(page 2 of 2)
AACSB officials are hoping that their new AQ—for academically qualified—Bridge program will make more of a dent in the faculty shortage problem. Their goal for the first year? Convert 200 PhDs from other disciplines into business professors. People who sign up for the program won't receive a new PhD, but they will receive an AACSB-endorsed certificate that will enable them to teach in one of association's 551 accredited business schools.
In the program's first year, five schools will help the PhDs learn the skills necessary to teach business students: the University of Florida's Warrington College of Business, Grenoble Ecole de Management, University of Toledo's College of Business Administration, Tulane University's Freeman School of Business, and Virginia Tech's Pamplin.
Each school has designed its own program, ranging in duration from two months to two years. Classes will be a mix of distance learning classes, on-site weekend seminars, and research projects. The cost of tuition ranges from $14,000 to $40,000, which will be paid for either by the participant or the participant's sponsoring school.
By targeting professors who already have their PhDs in related social science fields, schools such as Tulane say they will be able to turn out business PhDs who are just as qualified as their other graduates. Tulane has designed its program as a residential PhD program, where the faculty-students will be required to participate in five seminars that will get them up to speed on how to teach business education.
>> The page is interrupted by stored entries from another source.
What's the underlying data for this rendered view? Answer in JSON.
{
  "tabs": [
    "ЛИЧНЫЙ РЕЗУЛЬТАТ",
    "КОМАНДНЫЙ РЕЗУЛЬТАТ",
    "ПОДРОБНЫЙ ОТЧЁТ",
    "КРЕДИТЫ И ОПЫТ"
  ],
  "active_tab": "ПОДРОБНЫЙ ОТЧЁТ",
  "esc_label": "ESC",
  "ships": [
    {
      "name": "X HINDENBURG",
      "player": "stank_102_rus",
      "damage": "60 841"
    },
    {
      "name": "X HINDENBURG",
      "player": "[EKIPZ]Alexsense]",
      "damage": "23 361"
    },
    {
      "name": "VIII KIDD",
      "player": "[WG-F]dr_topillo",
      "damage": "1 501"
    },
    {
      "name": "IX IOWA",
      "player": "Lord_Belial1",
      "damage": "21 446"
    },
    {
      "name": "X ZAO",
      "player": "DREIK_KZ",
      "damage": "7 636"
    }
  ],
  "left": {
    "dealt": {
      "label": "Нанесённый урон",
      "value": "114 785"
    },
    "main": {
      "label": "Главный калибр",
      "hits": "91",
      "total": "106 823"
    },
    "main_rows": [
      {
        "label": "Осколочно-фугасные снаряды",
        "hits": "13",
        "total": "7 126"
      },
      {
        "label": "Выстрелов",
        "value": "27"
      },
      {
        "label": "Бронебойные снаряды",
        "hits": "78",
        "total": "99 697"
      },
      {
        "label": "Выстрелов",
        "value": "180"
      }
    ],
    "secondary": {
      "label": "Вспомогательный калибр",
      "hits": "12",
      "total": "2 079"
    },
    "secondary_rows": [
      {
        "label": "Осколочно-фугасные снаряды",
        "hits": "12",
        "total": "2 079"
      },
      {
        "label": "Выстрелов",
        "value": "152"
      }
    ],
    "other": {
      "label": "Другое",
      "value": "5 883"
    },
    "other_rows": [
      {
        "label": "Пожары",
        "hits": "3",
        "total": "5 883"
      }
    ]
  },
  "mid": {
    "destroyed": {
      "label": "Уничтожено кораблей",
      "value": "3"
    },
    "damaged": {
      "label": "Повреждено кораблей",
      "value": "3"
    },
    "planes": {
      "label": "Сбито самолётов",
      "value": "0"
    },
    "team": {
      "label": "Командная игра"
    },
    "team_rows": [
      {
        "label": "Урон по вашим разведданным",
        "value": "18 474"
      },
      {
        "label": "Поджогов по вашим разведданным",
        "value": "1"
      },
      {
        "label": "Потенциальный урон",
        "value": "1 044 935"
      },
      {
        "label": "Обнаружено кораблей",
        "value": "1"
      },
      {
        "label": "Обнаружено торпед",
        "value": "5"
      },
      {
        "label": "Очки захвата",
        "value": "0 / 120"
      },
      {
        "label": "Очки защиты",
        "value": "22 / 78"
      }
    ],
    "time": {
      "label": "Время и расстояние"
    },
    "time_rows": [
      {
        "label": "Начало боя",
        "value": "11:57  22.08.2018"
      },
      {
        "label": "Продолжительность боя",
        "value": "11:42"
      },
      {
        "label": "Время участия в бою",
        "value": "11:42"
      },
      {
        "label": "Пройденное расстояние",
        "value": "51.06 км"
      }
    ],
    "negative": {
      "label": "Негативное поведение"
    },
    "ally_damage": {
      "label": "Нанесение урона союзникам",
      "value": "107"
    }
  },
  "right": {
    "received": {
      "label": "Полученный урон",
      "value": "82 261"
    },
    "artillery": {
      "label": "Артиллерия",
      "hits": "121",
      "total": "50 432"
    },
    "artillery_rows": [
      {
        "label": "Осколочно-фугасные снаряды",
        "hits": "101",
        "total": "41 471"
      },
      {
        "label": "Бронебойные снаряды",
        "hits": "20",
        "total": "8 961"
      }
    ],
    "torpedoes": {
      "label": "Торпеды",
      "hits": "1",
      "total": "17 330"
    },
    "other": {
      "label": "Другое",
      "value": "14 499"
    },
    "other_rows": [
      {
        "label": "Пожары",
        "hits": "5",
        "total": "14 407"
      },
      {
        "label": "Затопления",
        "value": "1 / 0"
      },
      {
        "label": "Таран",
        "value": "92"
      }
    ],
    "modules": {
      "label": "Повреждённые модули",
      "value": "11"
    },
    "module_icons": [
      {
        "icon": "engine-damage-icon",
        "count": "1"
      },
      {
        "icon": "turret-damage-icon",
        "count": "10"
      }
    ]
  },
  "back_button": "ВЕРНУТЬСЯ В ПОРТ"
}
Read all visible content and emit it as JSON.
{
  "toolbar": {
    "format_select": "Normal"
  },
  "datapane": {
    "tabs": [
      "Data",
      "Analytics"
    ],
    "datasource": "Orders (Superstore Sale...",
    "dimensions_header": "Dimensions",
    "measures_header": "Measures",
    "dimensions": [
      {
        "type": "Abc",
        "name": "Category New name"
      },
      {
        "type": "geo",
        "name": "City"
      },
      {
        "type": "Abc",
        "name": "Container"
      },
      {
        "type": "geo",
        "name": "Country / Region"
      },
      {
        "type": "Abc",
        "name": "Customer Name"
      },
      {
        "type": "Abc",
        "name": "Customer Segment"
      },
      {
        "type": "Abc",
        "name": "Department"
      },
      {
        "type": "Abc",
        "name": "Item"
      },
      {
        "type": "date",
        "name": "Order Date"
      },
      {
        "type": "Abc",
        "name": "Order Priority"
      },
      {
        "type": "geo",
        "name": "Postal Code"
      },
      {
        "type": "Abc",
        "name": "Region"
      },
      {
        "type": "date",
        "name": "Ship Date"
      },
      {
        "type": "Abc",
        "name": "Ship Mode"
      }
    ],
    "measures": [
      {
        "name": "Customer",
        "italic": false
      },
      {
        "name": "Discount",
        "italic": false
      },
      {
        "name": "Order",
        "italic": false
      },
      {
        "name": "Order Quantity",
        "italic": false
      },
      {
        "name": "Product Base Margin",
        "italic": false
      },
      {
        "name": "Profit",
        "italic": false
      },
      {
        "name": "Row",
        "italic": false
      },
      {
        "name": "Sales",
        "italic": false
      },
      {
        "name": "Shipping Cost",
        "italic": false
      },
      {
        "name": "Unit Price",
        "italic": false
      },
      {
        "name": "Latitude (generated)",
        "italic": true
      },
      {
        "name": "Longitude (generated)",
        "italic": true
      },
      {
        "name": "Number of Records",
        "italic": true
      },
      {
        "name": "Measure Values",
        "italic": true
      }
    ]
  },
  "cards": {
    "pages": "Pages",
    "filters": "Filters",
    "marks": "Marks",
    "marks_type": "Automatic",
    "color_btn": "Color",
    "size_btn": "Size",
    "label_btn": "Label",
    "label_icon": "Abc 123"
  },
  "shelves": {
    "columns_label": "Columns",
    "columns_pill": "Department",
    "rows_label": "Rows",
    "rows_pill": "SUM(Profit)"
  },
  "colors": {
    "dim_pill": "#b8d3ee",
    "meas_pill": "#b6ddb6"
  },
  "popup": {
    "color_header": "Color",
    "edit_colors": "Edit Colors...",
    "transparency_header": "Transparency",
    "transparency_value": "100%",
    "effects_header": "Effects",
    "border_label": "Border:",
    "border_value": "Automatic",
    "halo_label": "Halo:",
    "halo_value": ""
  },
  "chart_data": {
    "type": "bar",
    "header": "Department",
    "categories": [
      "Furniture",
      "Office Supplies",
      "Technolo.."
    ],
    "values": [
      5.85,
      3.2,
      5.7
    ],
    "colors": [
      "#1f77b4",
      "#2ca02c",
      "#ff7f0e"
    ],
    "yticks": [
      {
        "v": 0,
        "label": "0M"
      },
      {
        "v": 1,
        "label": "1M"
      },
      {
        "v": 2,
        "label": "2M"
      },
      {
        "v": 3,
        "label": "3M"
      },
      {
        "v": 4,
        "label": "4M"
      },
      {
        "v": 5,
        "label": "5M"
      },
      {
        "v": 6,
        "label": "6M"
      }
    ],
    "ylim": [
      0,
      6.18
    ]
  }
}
The schools offering the classes are ones that have, in many instances, already had experience helping bring PhDs from outside the business-school world into their programs. For example, 10% to 15% of the faculty at the University of Florida's business school has nonbusiness PhDs, according to Warrington Dean John Kraft. In the past, Warrington has hired psychologists, economists, engineers, and sociologists, people whose dissertation research was on topics that had significance for the business world, Kraft says. "We think that it is a model that can work if people understand how business schools operate and can learn something about team teaching and how to teach case studies," Kraft says.
Schools hope they can attract people like Kim Weaver, a marketing professor at Virginia Tech who has a nonbusiness doctorate in social psychology. Her doctoral research at Princeton focused on decision-making and she later realized—while pursuing postdoctoral work at the University of Michigan—that it had implications for the business world. Rather than taking a job in a liberal arts college or university, she decided to become a business-school professor. At the time she did this, the AACSB's bridge program did not exist. To prepare for her new role, she audited business classes, studied business marketing textbooks, and talked to academics about how to make the transition. "There's a lot of work involved in the transition, but I think it's doable for sure," Weaver says.
Organizers say they are encouraged by an early surge of interest in the program since it was announced last month. Anand Kunnathur, the senior associate dean at the University of Toledo, says he has already gotten calls from academics with PhDs in philosophy, mathematics, and psychology who are interested in the program, including one professor from an Ivy League school. His school's program will focus on preparing PhDs to teach courses in supply chain, technology, and operations management.
Those who are accepted to the program will need to work hard to make the transition to a B-school professor and must be open-minded, Kunnathur says. "At a minimum, they will be knocked out of their comfort zone," Kunnathur says. "In a relatively short period of time, they will need to pick up a lot of information, digest it, and apply it very, very quickly."
By 2009, the AACSB hopes to have 200 graduates from the bridge program, a number that will supplement the 800 to 900 business PhDs currently being produced each year by AACSB-accredited schools. At the very least, the extra 200 PhDs will be a "good shot in the arm," says the AACSB's Fernandes. Until then, business education leaders will be sitting nervously on the sidelines, waiting to see whether the program can cure one of business education's most pressing problems.
"This is going to be a big help, but only if it works," Fernandes says. "It's a way off until we can tell if these programs are successful, if these people can go into B-schools and be accepted."
Damast is a reporter for BusinessWeek.com.